Where did the idea for the first box comes from?

We were working for agencies, painting the walls of like the Empowerment Center, or going to Westcare and helping clean it up, but we didn’t have that in Carson, so we were like, “How can we give back to the community out there?” Somebody mentioned a library box, and that doesn’t really serve our population, you know?

Makes sense.

So we were like, “Let’s just do boxes.” Because those library boxes are on point, dude. Whoever made those boxes knows how to build a fucking box.

And it’s like a passive way to donate in ways they might not do otherwise.

Absolutely. … So far we’ve got six out. We’ve got one in Douglas County, one in Lyon County, four out here and one in Carson—so, seven. The cool thing is that, people—when you start working social services or giving back in the community—you’ll find that people want to give, people want to help. I promise you, they do. When you give someone easy access to helping, they’ll fucking do it, dude. You put a box there and all you got to do is put something in the box, like why wouldn’t you?

Is this something that could have benefited you when you were homeless?

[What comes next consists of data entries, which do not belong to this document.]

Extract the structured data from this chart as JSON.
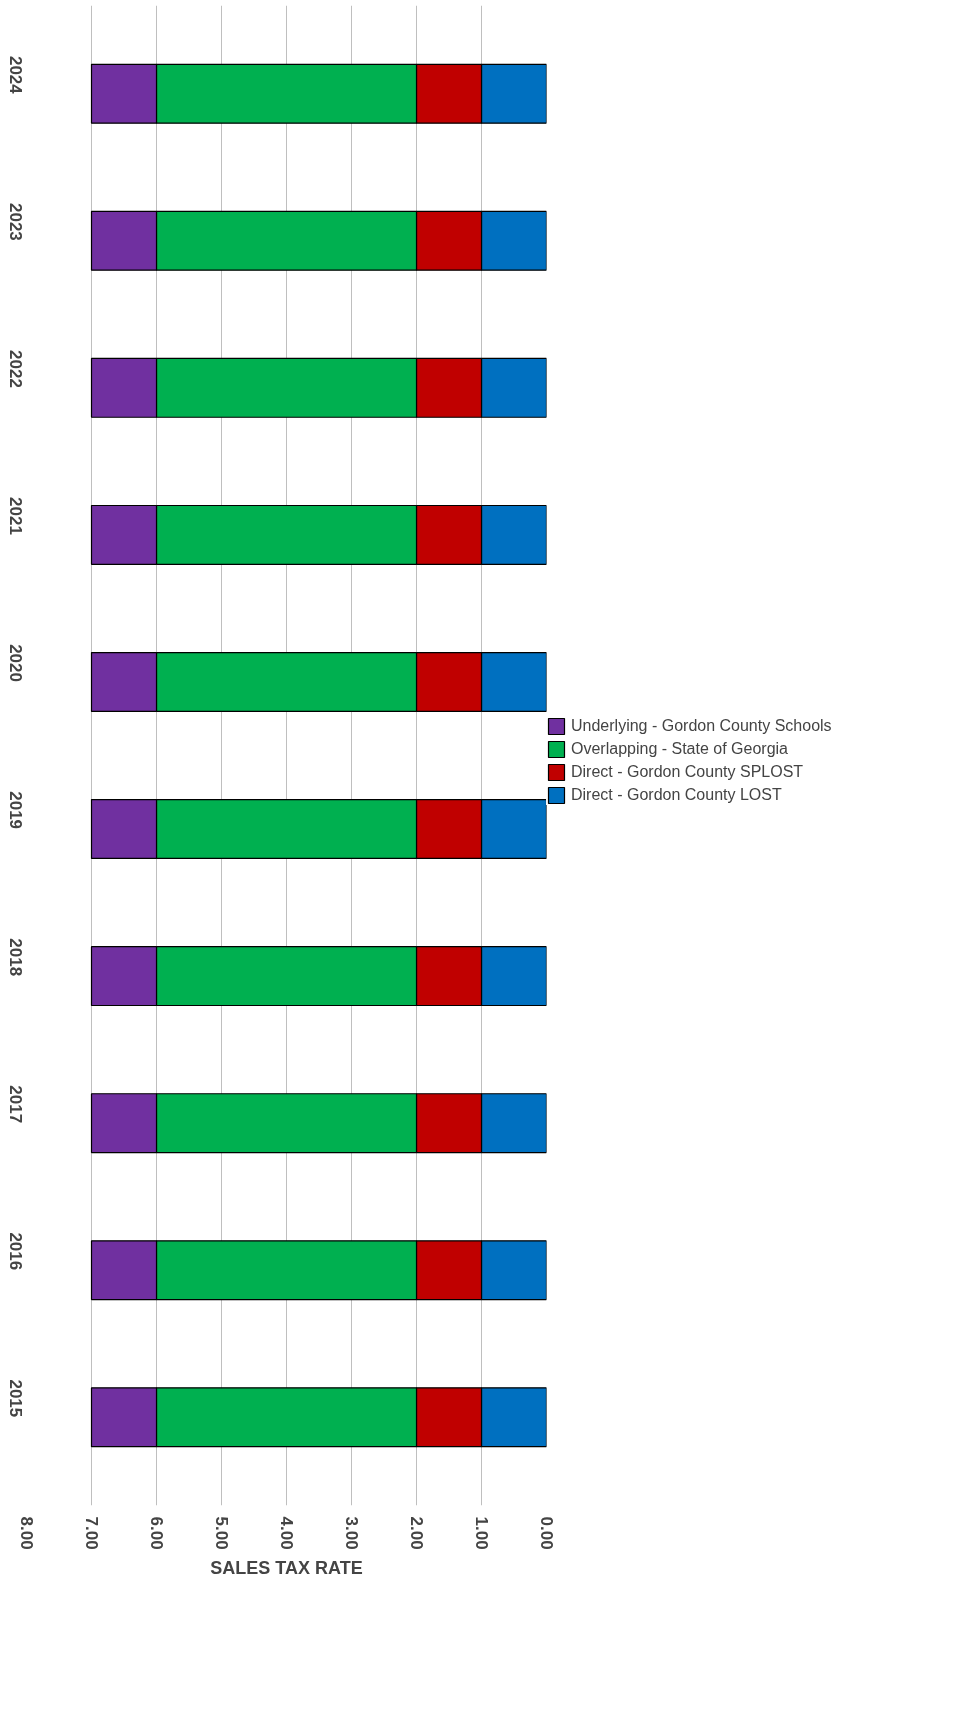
{
  "chart_data": {
    "type": "bar",
    "orientation": "horizontal",
    "stacked": true,
    "categories": [
      "2024",
      "2023",
      "2022",
      "2021",
      "2020",
      "2019",
      "2018",
      "2017",
      "2016",
      "2015"
    ],
    "series": [
      {
        "name": "Direct - Gordon County LOST",
        "color": "#0070c0",
        "values": [
          1,
          1,
          1,
          1,
          1,
          1,
          1,
          1,
          1,
          1
        ]
      },
      {
        "name": "Direct - Gordon County SPLOST",
        "color": "#c00000",
        "values": [
          1,
          1,
          1,
          1,
          1,
          1,
          1,
          1,
          1,
          1
        ]
      },
      {
        "name": "Overlapping - State of Georgia",
        "color": "#00b050",
        "values": [
          4,
          4,
          4,
          4,
          4,
          4,
          4,
          4,
          4,
          4
        ]
      },
      {
        "name": "Underlying - Gordon County Schools",
        "color": "#7030a0",
        "values": [
          1,
          1,
          1,
          1,
          1,
          1,
          1,
          1,
          1,
          1
        ]
      }
    ],
    "xlabel": "SALES TAX RATE",
    "xlim": [
      8,
      0
    ],
    "xticks": [
      {
        "value": 0,
        "label": "0.00"
      },
      {
        "value": 1,
        "label": "1.00"
      },
      {
        "value": 2,
        "label": "2.00"
      },
      {
        "value": 3,
        "label": "3.00"
      },
      {
        "value": 4,
        "label": "4.00"
      },
      {
        "value": 5,
        "label": "5.00"
      },
      {
        "value": 6,
        "label": "6.00"
      },
      {
        "value": 7,
        "label": "7.00"
      },
      {
        "value": 8,
        "label": "8.00"
      }
    ],
    "grid": "x",
    "legend": "right"
  }
}
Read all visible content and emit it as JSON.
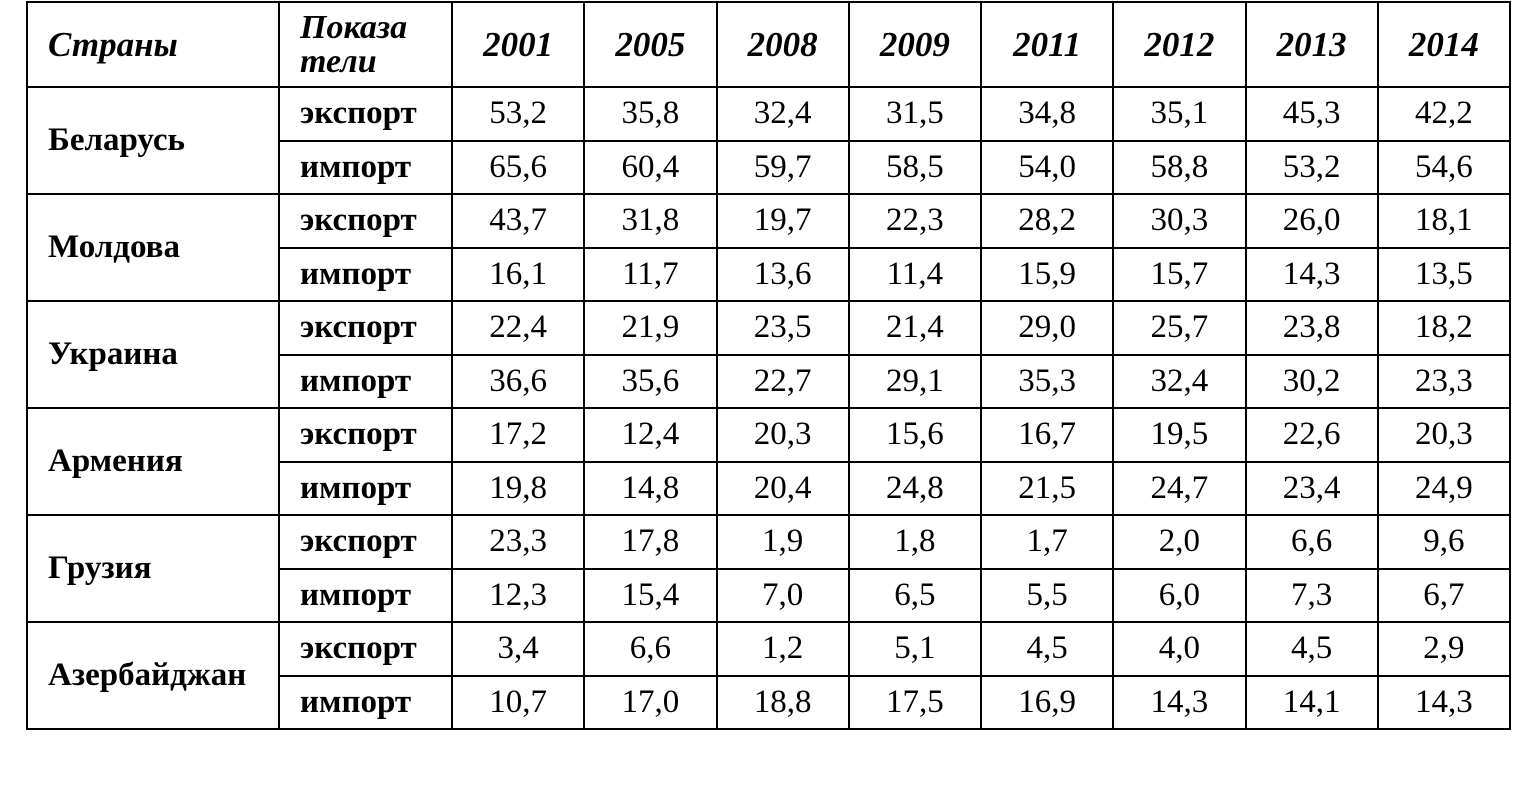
{
  "header": {
    "country": "Страны",
    "indicator_line1": "Показа",
    "indicator_line2": "тели",
    "years": [
      "2001",
      "2005",
      "2008",
      "2009",
      "2011",
      "2012",
      "2013",
      "2014"
    ]
  },
  "rows": [
    {
      "country": "Беларусь",
      "export_label": "экспорт",
      "export": [
        "53,2",
        "35,8",
        "32,4",
        "31,5",
        "34,8",
        "35,1",
        "45,3",
        "42,2"
      ],
      "import_label": "импорт",
      "import": [
        "65,6",
        "60,4",
        "59,7",
        "58,5",
        "54,0",
        "58,8",
        "53,2",
        "54,6"
      ]
    },
    {
      "country": "Молдова",
      "export_label": "экспорт",
      "export": [
        "43,7",
        "31,8",
        "19,7",
        "22,3",
        "28,2",
        "30,3",
        "26,0",
        "18,1"
      ],
      "import_label": "импорт",
      "import": [
        "16,1",
        "11,7",
        "13,6",
        "11,4",
        "15,9",
        "15,7",
        "14,3",
        "13,5"
      ]
    },
    {
      "country": "Украина",
      "export_label": "экспорт",
      "export": [
        "22,4",
        "21,9",
        "23,5",
        "21,4",
        "29,0",
        "25,7",
        "23,8",
        "18,2"
      ],
      "import_label": "импорт",
      "import": [
        "36,6",
        "35,6",
        "22,7",
        "29,1",
        "35,3",
        "32,4",
        "30,2",
        "23,3"
      ]
    },
    {
      "country": "Армения",
      "export_label": "экспорт",
      "export": [
        "17,2",
        "12,4",
        "20,3",
        "15,6",
        "16,7",
        "19,5",
        "22,6",
        "20,3"
      ],
      "import_label": "импорт",
      "import": [
        "19,8",
        "14,8",
        "20,4",
        "24,8",
        "21,5",
        "24,7",
        "23,4",
        "24,9"
      ]
    },
    {
      "country": "Грузия",
      "export_label": "экспорт",
      "export": [
        "23,3",
        "17,8",
        "1,9",
        "1,8",
        "1,7",
        "2,0",
        "6,6",
        "9,6"
      ],
      "import_label": "импорт",
      "import": [
        "12,3",
        "15,4",
        "7,0",
        "6,5",
        "5,5",
        "6,0",
        "7,3",
        "6,7"
      ]
    },
    {
      "country": "Азербайджан",
      "export_label": "экспорт",
      "export": [
        "3,4",
        "6,6",
        "1,2",
        "5,1",
        "4,5",
        "4,0",
        "4,5",
        "2,9"
      ],
      "import_label": "импорт",
      "import": [
        "10,7",
        "17,0",
        "18,8",
        "17,5",
        "16,9",
        "14,3",
        "14,1",
        "14,3"
      ]
    }
  ]
}
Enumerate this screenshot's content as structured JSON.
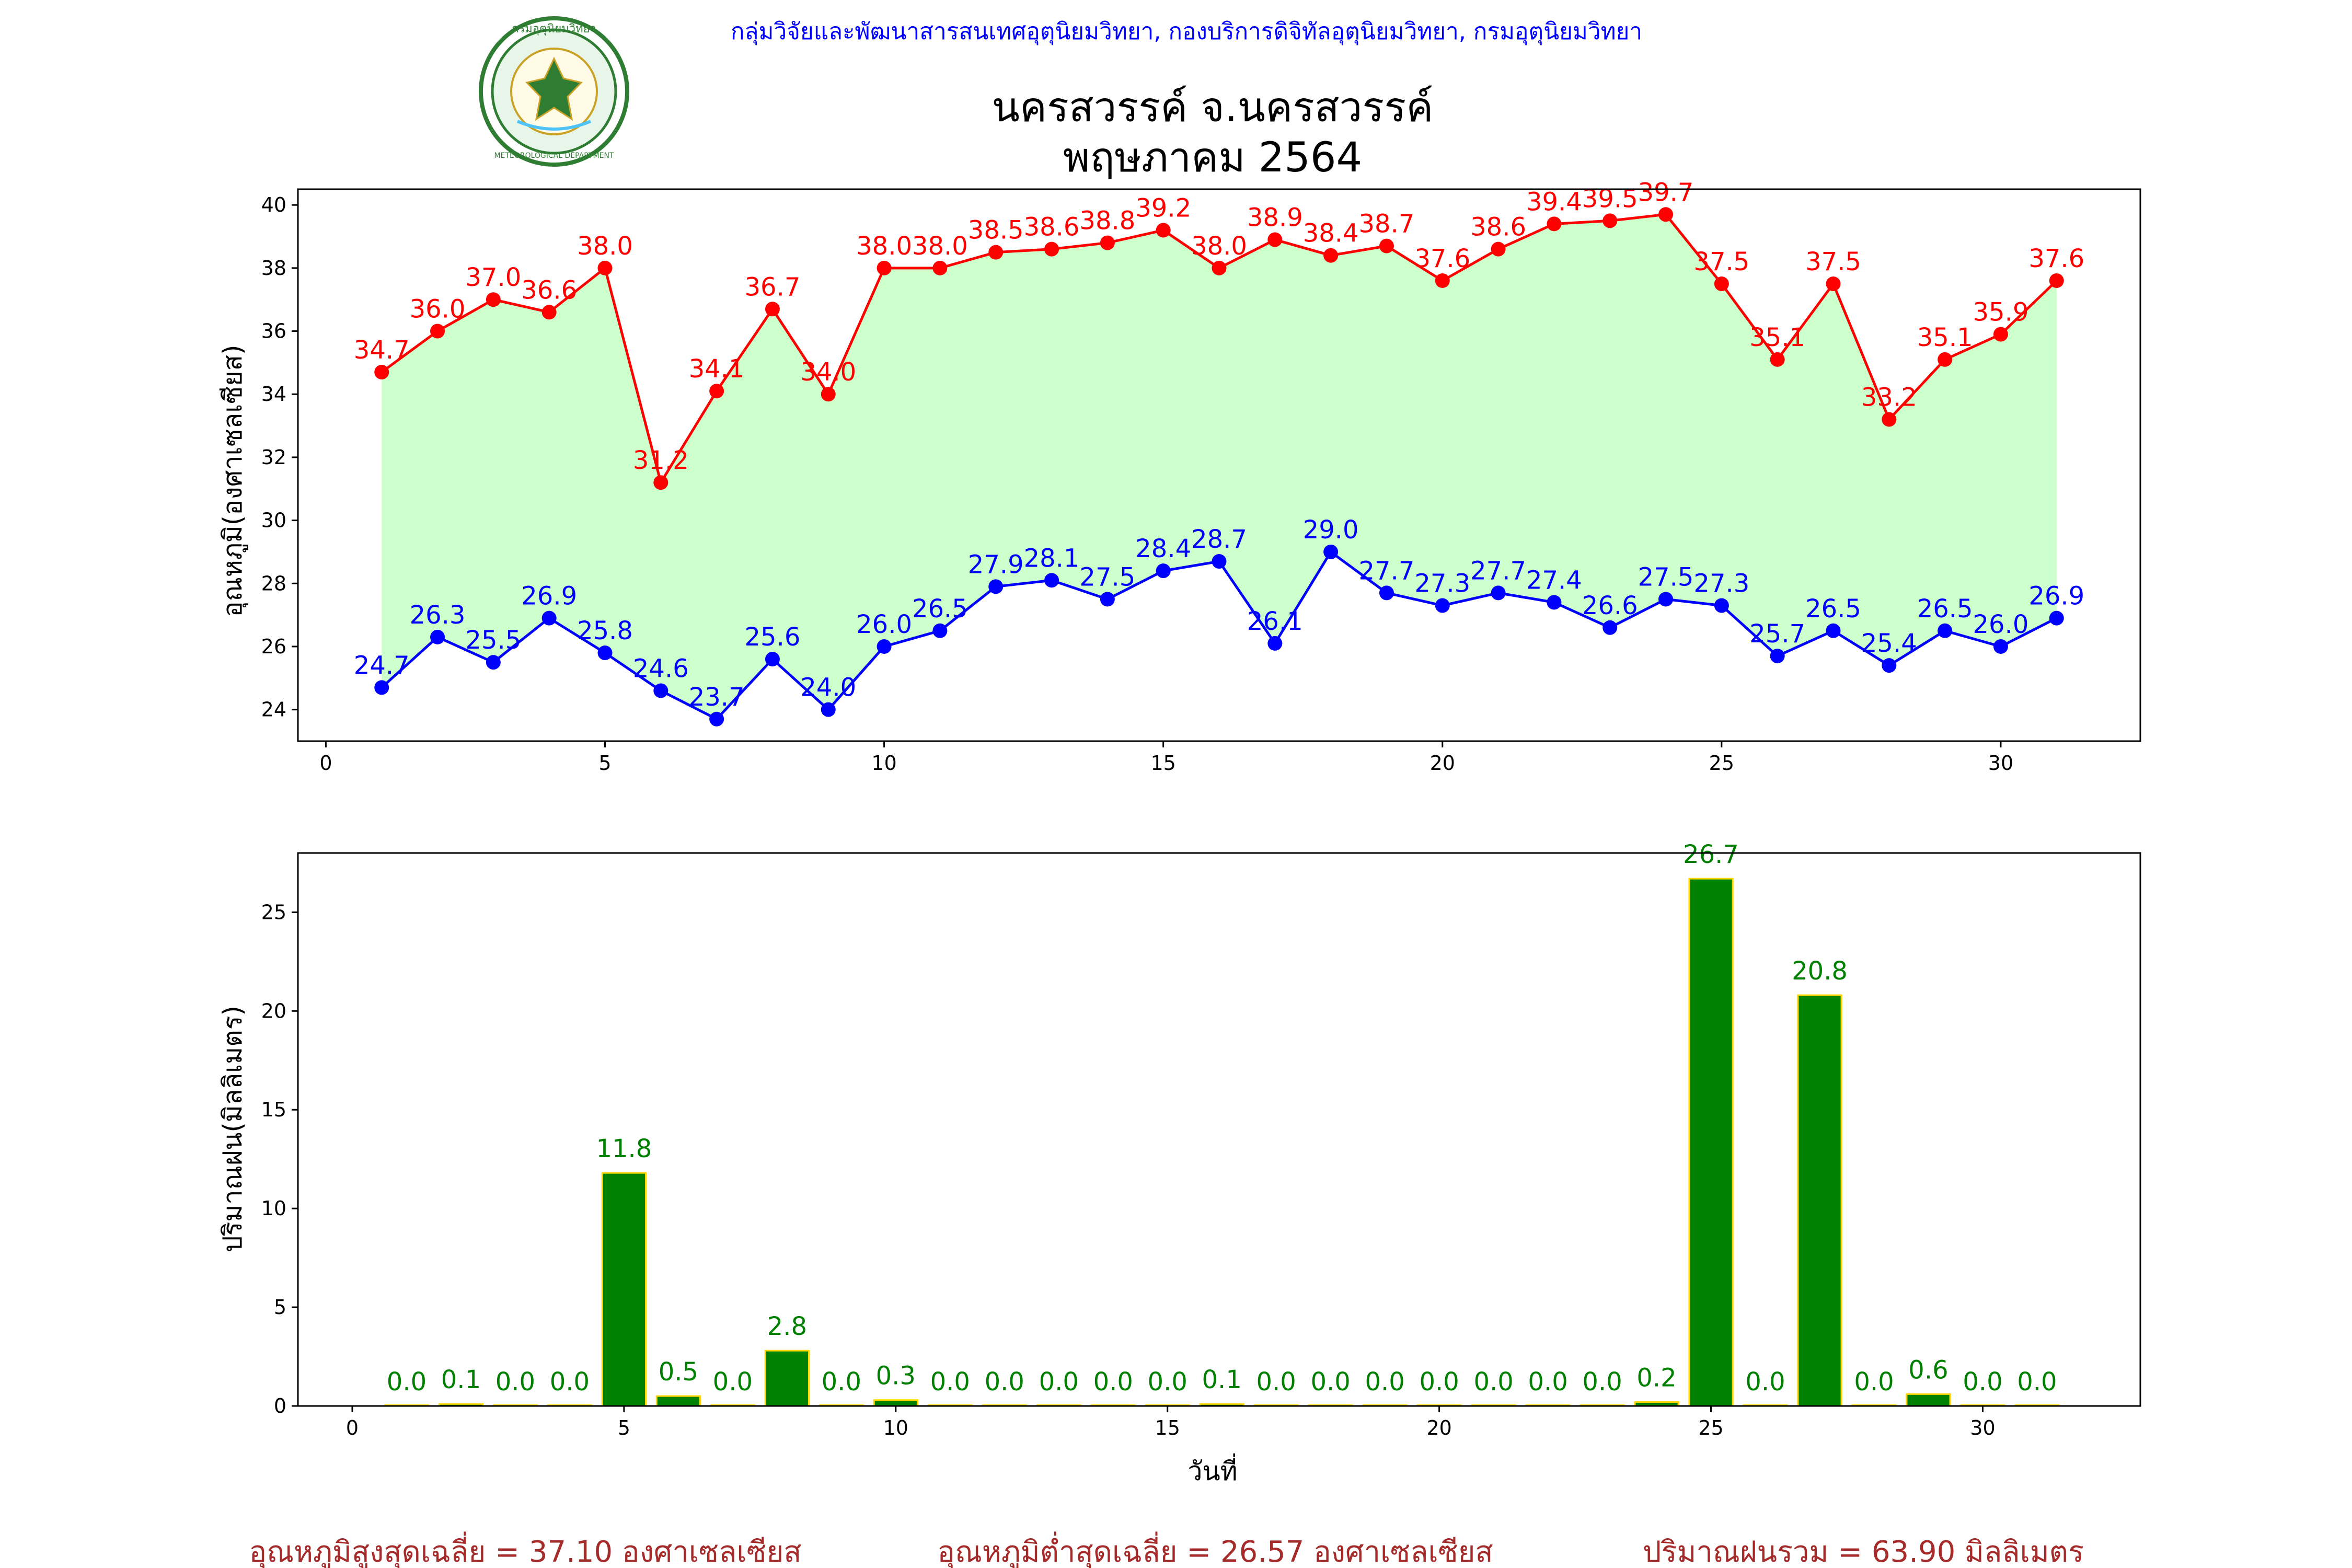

Oh yes, I was homeless on the streets of Vegas, and I was addicted to meth. A lot of times, when you’re homeless and addicted to drugs, and you don’t got nowhere to go, you ride it until the wheels fall off. … And you sleep where you drop, and often times you’ll drop from the sun. And then you’re dehydrated, and you’ll go to the emergency room. So if they would have had something like water—a lot of people in the summer will put water in there, water and Gatorade. And a lot of times, when people get clean, being clean is not enough. You’ve got to have purpose. You’ve got to have something drive you forward. And giving people purpose and showing them that, it gives them some self efficacy like, “I can do something, I built that box, bro!”